Nakoulma: 6 – „Prezes” prezentował się znacznie lepiej niż w poprzednich meczach, ale jeszcze brakowało mu odrobiny polotu.
(80′ Iwan): NS
Mączyński: 6 – solidny występ w środku pola. Ani się do czego przyczepić, ani za co specjalnie pochwalić.
Kwiek: 8 – „Olo” nawet jak niewiele biega, to potrafi być kluczową postacią drużyny. Asysta przy trafieniu Jelenia, a następnie ładny gol z rzutu wolnego, przy którym pomógł mu trochę bramkarz gości. Widać, że odzyskuje formę z jesieni. Kogut od Stasia w pełni zasłużony!
Przybylski: 7 – kilka ważnych odbiorów i dobrych wyprowadzeń piłki. W końcówce mógł strzelić gola, ale jego strzał z kilkunastu metrów był niecelny.

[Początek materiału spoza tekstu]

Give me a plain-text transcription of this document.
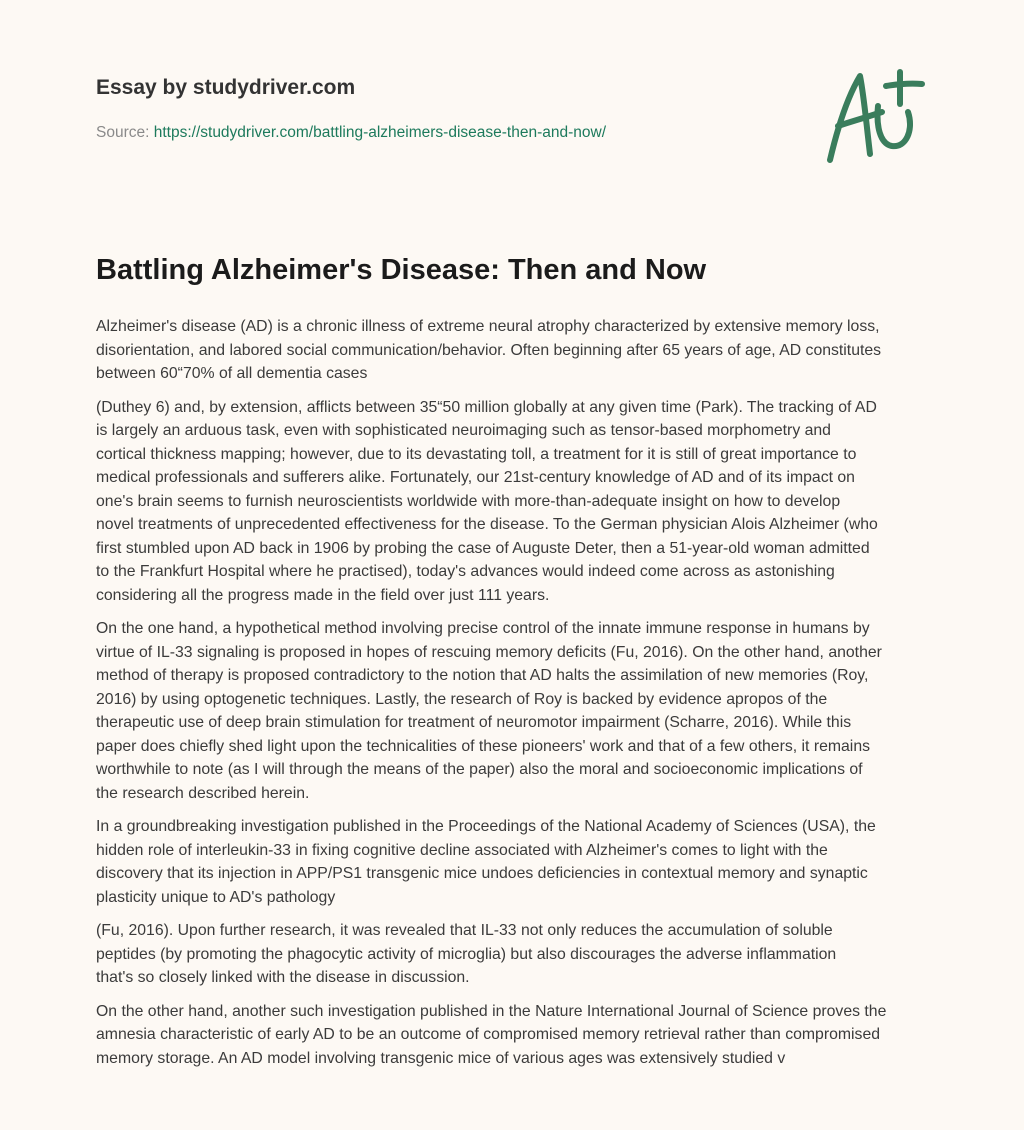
Essay by studydriver.com
Source: https://studydriver.com/battling-alzheimers-disease-then-and-now/
Battling Alzheimer's Disease: Then and Now

Alzheimer's disease (AD) is a chronic illness of extreme neural atrophy characterized by extensive memory loss,
disorientation, and labored social communication/behavior. Often beginning after 65 years of age, AD constitutes
between 60“70% of all dementia cases

(Duthey 6) and, by extension, afflicts between 35“50 million globally at any given time (Park). The tracking of AD
is largely an arduous task, even with sophisticated neuroimaging such as tensor-based morphometry and
cortical thickness mapping; however, due to its devastating toll, a treatment for it is still of great importance to
medical professionals and sufferers alike. Fortunately, our 21st-century knowledge of AD and of its impact on
one's brain seems to furnish neuroscientists worldwide with more-than-adequate insight on how to develop
novel treatments of unprecedented effectiveness for the disease. To the German physician Alois Alzheimer (who
first stumbled upon AD back in 1906 by probing the case of Auguste Deter, then a 51-year-old woman admitted
to the Frankfurt Hospital where he practised), today's advances would indeed come across as astonishing
considering all the progress made in the field over just 111 years.

On the one hand, a hypothetical method involving precise control of the innate immune response in humans by
virtue of IL-33 signaling is proposed in hopes of rescuing memory deficits (Fu, 2016). On the other hand, another
method of therapy is proposed contradictory to the notion that AD halts the assimilation of new memories (Roy,
2016) by using optogenetic techniques. Lastly, the research of Roy is backed by evidence apropos of the
therapeutic use of deep brain stimulation for treatment of neuromotor impairment (Scharre, 2016). While this
paper does chiefly shed light upon the technicalities of these pioneers' work and that of a few others, it remains
worthwhile to note (as I will through the means of the paper) also the moral and socioeconomic implications of
the research described herein.

In a groundbreaking investigation published in the Proceedings of the National Academy of Sciences (USA), the
hidden role of interleukin-33 in fixing cognitive decline associated with Alzheimer's comes to light with the
discovery that its injection in APP/PS1 transgenic mice undoes deficiencies in contextual memory and synaptic
plasticity unique to AD's pathology

(Fu, 2016). Upon further research, it was revealed that IL-33 not only reduces the accumulation of soluble
peptides (by promoting the phagocytic activity of microglia) but also discourages the adverse inflammation
that's so closely linked with the disease in discussion.

On the other hand, another such investigation published in the Nature International Journal of Science proves the
amnesia characteristic of early AD to be an outcome of compromised memory retrieval rather than compromised
memory storage. An AD model involving transgenic mice of various ages was extensively studied v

Łuczak: 6 – walczył, starał się, próbował grać kombinacyjnie, ale zabrakło kropki nad „i” w postaci gola. Mógł go strzelić na samym początku po strzale z woleja. Górą był jednak bramkarz.
(81′ Zahorski): NS
Jeleń: 7 – Pierwszy występ w podstawowej jedenastce i od razu gol. Od początku niezwykle aktywny, a po podaniu Kwieka sfinalizował akcję jak na rasowego napastnika przystało. Niezbyt mocny, ale niezwykle precyzyjny strzał, oddany „na chłodno”, dał zespołowi cenne prowadzenie. Po godzinie gry trochę zaczęło brakować mu sił.